The cost of nitrogen fertilizer has started to creep back up over the last 6-8 months, reminding many producers of the high prices they paid for nitrogen a few years ago.

The cost of nitrogen fertilizer has started to creep back up over the last 6-8 months, reminding many producers of the high prices they paid for nitrogen a few years ago.  It is always a good idea to evaluate one's options well before we are forced to make a decision.  One option, that takes a few years to put into place, is Legumes in pastures.  Legumes are a way of bridging the gap in the production of their grass pastures since they have reduced nitrogen fertilizer inputs.

Legumes have the ability to produce their own nitrogen with the help of a bacteria that lives on their roots. This bacterium has the ability to convert nitrogen from the air into a useable form for the plant. Most of this nitrogen is taken in by the legume plant itself and is used in the production of above ground forage and for growth of its roots. Nitrogen credits attributed to legumes can be as high as 200 lbs of N per acre for white clover, 110 lbs. for red clover and 100 lbs per acre for crimson and arrowleaf clovers. The legume plant itself is using most of this N production for its own growth, while providing high quality forage to the grazing animal. Contrary to popular opinion, very little of this nitrogen leaks out from the roots and is available for grass growth. We do receive some nitrogen recycling from legumes in animal urine and manure, but about 50% of this nitrogen is lost through volatilization and is not available for forage grass uptake. In a pasture that has been in legume production for several years, there will however be decaying roots and bacteria nodules that will provide nitrogen to the soil that is available for the grass crop to use. The amount returned to the soil by this decomposition varies greatly with the previous year's production of legumes. The nitrogen credit to that soil can vary from 20 to 50 pounds of N per acre from decaying plant root material and recycled animal waste.

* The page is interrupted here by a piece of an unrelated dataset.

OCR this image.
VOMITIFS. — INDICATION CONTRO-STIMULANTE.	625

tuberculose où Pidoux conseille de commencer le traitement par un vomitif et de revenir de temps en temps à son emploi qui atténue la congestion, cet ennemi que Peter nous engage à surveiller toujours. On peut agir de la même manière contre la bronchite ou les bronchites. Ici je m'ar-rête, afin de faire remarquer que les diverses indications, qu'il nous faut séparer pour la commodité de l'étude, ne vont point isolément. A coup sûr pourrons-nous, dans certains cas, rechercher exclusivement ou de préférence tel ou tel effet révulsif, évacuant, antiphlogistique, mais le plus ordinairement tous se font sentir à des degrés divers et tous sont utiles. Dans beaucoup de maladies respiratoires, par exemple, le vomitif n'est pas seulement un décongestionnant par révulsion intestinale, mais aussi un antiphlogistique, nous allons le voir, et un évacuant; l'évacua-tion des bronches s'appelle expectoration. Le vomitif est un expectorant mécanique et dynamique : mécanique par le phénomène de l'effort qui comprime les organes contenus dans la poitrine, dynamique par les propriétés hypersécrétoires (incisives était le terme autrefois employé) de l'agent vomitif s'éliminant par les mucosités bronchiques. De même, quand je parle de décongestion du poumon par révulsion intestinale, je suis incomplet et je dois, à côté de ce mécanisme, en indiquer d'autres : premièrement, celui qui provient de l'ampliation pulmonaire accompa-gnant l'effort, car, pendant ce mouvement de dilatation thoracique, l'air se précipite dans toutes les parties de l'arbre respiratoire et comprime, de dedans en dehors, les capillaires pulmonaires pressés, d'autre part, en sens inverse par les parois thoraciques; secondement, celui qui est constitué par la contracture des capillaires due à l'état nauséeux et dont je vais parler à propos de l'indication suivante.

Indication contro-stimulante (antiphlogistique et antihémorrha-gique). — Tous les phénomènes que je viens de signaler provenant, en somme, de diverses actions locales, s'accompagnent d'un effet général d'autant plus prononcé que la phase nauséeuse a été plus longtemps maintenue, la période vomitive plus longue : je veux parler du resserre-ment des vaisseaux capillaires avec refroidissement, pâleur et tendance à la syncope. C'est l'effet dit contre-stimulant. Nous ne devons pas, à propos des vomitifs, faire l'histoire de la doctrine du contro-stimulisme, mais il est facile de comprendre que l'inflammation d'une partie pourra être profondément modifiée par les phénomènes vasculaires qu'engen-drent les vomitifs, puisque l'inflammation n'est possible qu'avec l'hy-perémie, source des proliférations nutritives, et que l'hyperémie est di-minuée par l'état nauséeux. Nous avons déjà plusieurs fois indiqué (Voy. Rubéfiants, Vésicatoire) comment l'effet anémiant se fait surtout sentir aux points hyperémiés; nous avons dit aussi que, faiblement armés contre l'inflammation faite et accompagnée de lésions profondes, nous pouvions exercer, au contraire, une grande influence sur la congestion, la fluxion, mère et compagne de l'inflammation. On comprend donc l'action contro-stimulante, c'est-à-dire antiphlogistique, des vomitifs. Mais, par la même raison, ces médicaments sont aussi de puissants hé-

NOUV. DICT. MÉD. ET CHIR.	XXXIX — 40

So, are legumes a good way of reducing the need for fertilizer inputs? The answer to that is yes, but not because it puts large amounts of N in the soil for your grass to use. What is does is replace the grass production you used to get with nitrogen fertilization with high quality legume production, which is probably better for your grazing animals in the long run. Will it reduce your cost of production? Well that depends, in order to grow legumes, your soil will have to have the proper ph, phosphorus and potassium levels in order to survive and thrive. If your pastures fertility is not in good enough shape to produce legumes and you are not willing to spend the time, money and effort to get them established properly, then don't waste your time buying expensive legume seed. Without the proper soil fertility environment, your legume stand will not survive.

Using legumes in a balanced forage system will in the long run save you on nitrogen inputs and will provide your grazing animals with high quality forage. It will take some proper management in order to work well over the long haul. Get a soil test and visit with your local county extension educator before jumping off head long into a legume forage system. They will help you pick the proper legume for your geographical location and soil type. They will also be able to provide you with the proper management plan to keep your legume pastures in healthy and productive systems.